Metabolic dysfunction induced by high-fat diet modulates hematopoietic stem and myeloid progenitor cells in brown adipose tissue of mice

Abstract

AbstractBrown adipose tissue (BAT) may be an important metabolic regulator of whole-body glucose. While important roles have been ascribed to macrophages in regulating metabolic functions in BAT, little known is known of the roles of other immune cells subsets, particularly dendritic cells (DCs). Eating a high fat diet may compromise the development of hematopoietic stem and progenitor cells (HSPC) – which give rise to DCs – in bone marrow, with less known of its effects in BAT. We have previously demonstrated that ongoing exposure to low-dose ultraviolet radiation (UVR) significantly reduced the ‘whitening’ effect of eating a high-fat diet upon interscapular (i)BAT of mice. Here, we examined whether this observation may be linked to changes in the phenotype of HSPC and myeloid-derived immune cells in iBAT and bone marrow of mice using 12-colour flow cytometry.
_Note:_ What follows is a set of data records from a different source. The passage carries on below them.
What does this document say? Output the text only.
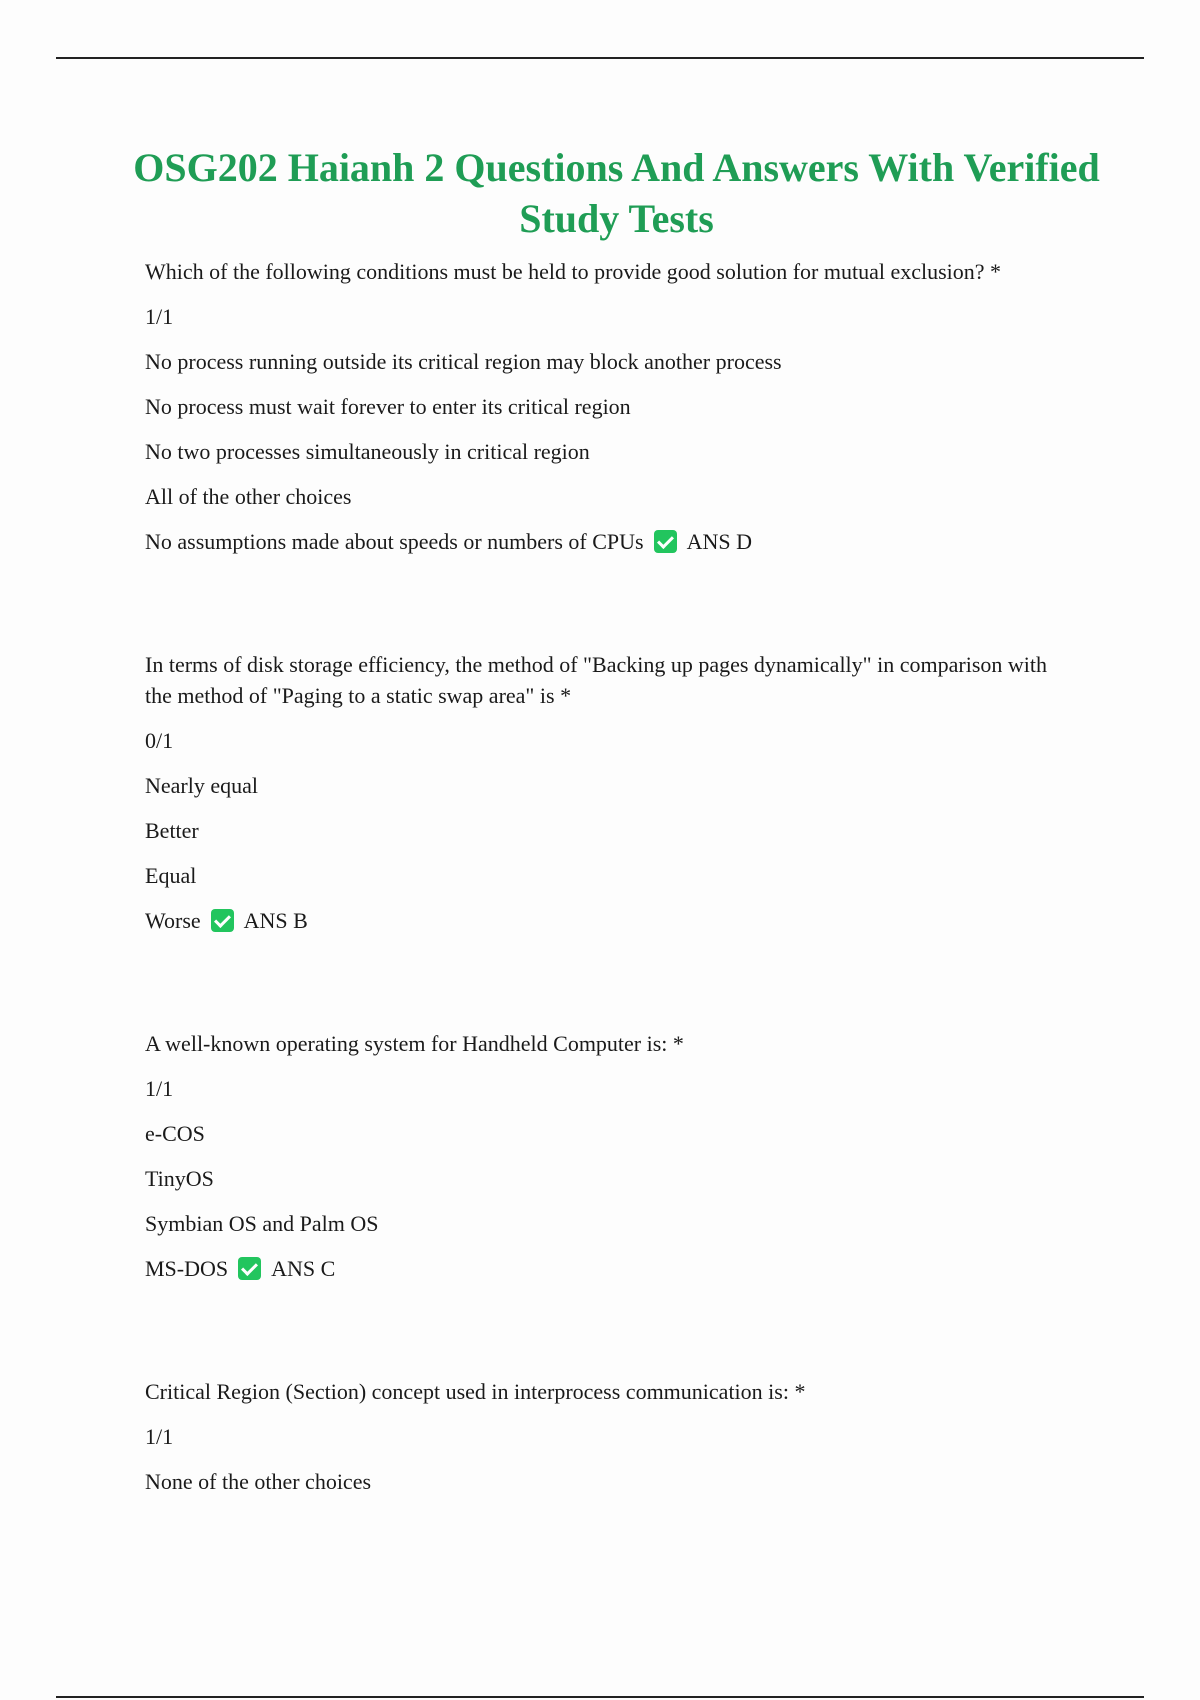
OSG202 Haianh 2 Questions And Answers With Verified Study Tests
Which of the following conditions must be held to provide good solution for mutual exclusion? *
1/1
No process running outside its critical region may block another process
No process must wait forever to enter its critical region
No two processes simultaneously in critical region
All of the other choices
No assumptions made about speeds or numbers of CPUs ANS D
In terms of disk storage efficiency, the method of "Backing up pages dynamically" in comparison with the method of "Paging to a static swap area" is *
0/1
Nearly equal
Better
Equal
Worse ANS B
A well-known operating system for Handheld Computer is: *
1/1
e-COS
TinyOS
Symbian OS and Palm OS
MS-DOS ANS C
Critical Region (Section) concept used in interprocess communication is: *
1/1
None of the other choices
Many HSPC subsets declined in both iBAT and bone marrow with increasing metabolic dysfunction. Conversely, with rising adiposity and metabolic dysfunction, conventional (c)DCs increased in both of these tissues. When compared to low-fat diet, consumption of high-fat diet significantly reduced proportions of myeloid, common myeloid and megakaryocyte-erythrocyte progenitors in iBAT, and short-term hematopoietic stem cells in bone marrow. In mice fed a high-fat diet, exposure to low-dose UVR significantly reduced proportions of cDCs in iBAT, independently of nitric oxide release from irradiated skin (blocked using the scavenger, cPTIO), but did not significantly modify HSPC subsets in either tissue. Further studies are needed to determine whether changes in these cell populations contribute towards metabolic dysfunction.